# Another mesquite coffee table



## hooter (Aug 12, 2005)

Similar design. A little more glossy finish than the last one.

Going to the deer lease.

hOOter


----------



## hooter (Aug 12, 2005)

Another image


----------



## SetDaHook (Oct 21, 2010)

pretty fancy for the deer lease. The guys may actually have to use coasters under the beer bottles.... Great looking table!!


----------



## bluefin (Aug 16, 2005)

Looks really good!
Have you given any thought to what someone posted up about using a colored epoxy (?) to fill in the cracks?
I'd love to see one with a turquoise filler.


----------



## bill (May 21, 2004)

I agree, looks wonderful!

I can see routed edges and maybe even a image engraved in the center...Texas Star or something. Lot of possibilities


----------



## Gottagofishin (Dec 17, 2005)

Very nice. Where do you get your mesquite if you don't mind my asking? I have a project in the planning stages and I want to use mesquite. I need 4/4 and 6/4 quarter sawn.


----------



## Slip (Jul 25, 2006)

I say leave it like it is. No color fill or finish. Love it! Love the black filler.


----------



## 3192 (Dec 30, 2004)

What's the epoxy process???? Awesome table.


----------



## peckerwood (Jun 9, 2012)

That's beeee-ute-ifull!!!! Can't get more Texan than that.


----------



## fishingcacher (Mar 29, 2008)

That is a really big piece of Mesquite.


----------



## hooter (Aug 12, 2005)

Gottagofishin said:


> Very nice. Where do you get your mesquite if you don't mind my asking? I have a project in the planning stages and I want to use mesquite. I need 4/4 and 6/4 quarter sawn.

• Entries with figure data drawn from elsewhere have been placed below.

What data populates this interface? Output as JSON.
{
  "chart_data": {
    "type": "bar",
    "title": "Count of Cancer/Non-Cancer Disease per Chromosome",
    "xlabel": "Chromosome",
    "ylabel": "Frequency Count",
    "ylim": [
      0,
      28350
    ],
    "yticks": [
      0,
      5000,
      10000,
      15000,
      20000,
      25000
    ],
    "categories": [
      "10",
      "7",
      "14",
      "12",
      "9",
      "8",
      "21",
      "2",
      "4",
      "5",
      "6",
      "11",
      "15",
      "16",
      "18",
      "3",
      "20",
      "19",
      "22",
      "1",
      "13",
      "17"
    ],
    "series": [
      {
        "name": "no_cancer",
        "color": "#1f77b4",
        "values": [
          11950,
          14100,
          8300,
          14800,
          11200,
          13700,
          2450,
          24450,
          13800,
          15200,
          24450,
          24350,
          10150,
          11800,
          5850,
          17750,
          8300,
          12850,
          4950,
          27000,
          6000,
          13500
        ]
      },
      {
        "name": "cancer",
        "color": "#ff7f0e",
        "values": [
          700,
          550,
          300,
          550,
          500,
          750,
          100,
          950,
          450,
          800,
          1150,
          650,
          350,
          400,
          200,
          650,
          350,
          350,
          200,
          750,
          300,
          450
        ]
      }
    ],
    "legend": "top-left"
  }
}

I go to s Texas and cut selected trees that are going to be remove. I take them to a local mill and saw them in 8/4 boards.

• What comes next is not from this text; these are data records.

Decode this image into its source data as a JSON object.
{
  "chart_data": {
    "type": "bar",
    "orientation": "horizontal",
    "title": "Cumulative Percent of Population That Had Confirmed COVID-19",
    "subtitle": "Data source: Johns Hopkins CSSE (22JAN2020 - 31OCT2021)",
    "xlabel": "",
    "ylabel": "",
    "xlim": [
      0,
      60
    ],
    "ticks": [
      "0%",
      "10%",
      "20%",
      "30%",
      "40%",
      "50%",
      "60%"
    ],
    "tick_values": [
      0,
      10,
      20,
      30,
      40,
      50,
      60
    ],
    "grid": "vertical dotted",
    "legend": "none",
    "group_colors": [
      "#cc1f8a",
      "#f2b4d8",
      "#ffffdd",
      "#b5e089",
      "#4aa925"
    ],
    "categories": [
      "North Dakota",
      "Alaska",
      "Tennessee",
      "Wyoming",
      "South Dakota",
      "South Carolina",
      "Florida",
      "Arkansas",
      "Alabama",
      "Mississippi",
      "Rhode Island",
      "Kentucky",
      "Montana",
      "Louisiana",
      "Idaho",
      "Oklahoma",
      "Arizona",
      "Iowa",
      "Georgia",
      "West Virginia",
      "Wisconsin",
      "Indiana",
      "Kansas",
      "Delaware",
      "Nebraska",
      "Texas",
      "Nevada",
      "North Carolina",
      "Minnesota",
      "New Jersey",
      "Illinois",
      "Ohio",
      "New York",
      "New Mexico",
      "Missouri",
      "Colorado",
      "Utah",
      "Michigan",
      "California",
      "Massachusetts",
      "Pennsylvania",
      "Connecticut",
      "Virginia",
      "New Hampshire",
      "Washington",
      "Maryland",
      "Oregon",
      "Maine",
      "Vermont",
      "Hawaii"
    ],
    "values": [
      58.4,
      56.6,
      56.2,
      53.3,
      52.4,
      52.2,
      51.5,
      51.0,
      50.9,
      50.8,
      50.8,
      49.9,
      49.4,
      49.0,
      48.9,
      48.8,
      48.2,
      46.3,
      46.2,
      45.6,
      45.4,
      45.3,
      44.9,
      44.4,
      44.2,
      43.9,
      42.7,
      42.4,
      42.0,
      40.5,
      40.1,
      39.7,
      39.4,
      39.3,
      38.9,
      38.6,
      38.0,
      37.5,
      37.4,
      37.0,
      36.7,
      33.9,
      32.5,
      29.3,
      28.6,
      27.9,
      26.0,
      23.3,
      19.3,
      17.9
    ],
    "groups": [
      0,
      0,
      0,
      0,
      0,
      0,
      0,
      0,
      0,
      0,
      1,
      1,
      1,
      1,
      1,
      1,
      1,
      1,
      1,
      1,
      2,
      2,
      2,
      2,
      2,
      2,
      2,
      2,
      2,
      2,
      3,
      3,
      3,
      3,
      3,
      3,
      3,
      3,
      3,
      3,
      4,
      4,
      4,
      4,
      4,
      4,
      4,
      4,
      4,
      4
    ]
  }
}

It's hard to find mesquite big enough and straight enough for any boards, quarter sawn is going to come at a steep price. Not sure I've ever seen it marketed due to the gnarly tendencies of the grain pattern.

hOOter


----------



## hooter (Aug 12, 2005)

I've seen the turquoise but it dosen't suit my eye. IMHO it distracts from the beauty of the mesquite. I prefer the simple elegance of jet black.

As far as the process....dry the wood and clear out the crack of bits of bark, chips, sawdust,etc. tape over all the cracks of one side with heavy tape (gorilla tape). Flip and fill with a thin coat of 2 part epoxy tinted with paint or pigment. Allow to cure and fill again. You'll be suprised how much epoxy will seep into the cracks. Remove tape and Plane to desired thickness. Many times pin hole or air pockets exist and will require spot filling. When satisfied or exhausted, finish with tung oil and poly.

hOOter


----------



## Gottagofishin (Dec 17, 2005)

hooter said:


> I go to s Texas and cut selected trees that are going to be remove. I take them to a local mill and saw them in 8/4 boards.
> 
> It's hard to find mesquite big enough and straight enough for any boards, *quarter sawn is going to come at a steep price*. Not sure I've ever seen it marketed due to the gnarly tendencies of the grain pattern.
> 
> hOOter


That's what I'm finding. Thanks.

Agree with you on the black BTW.


----------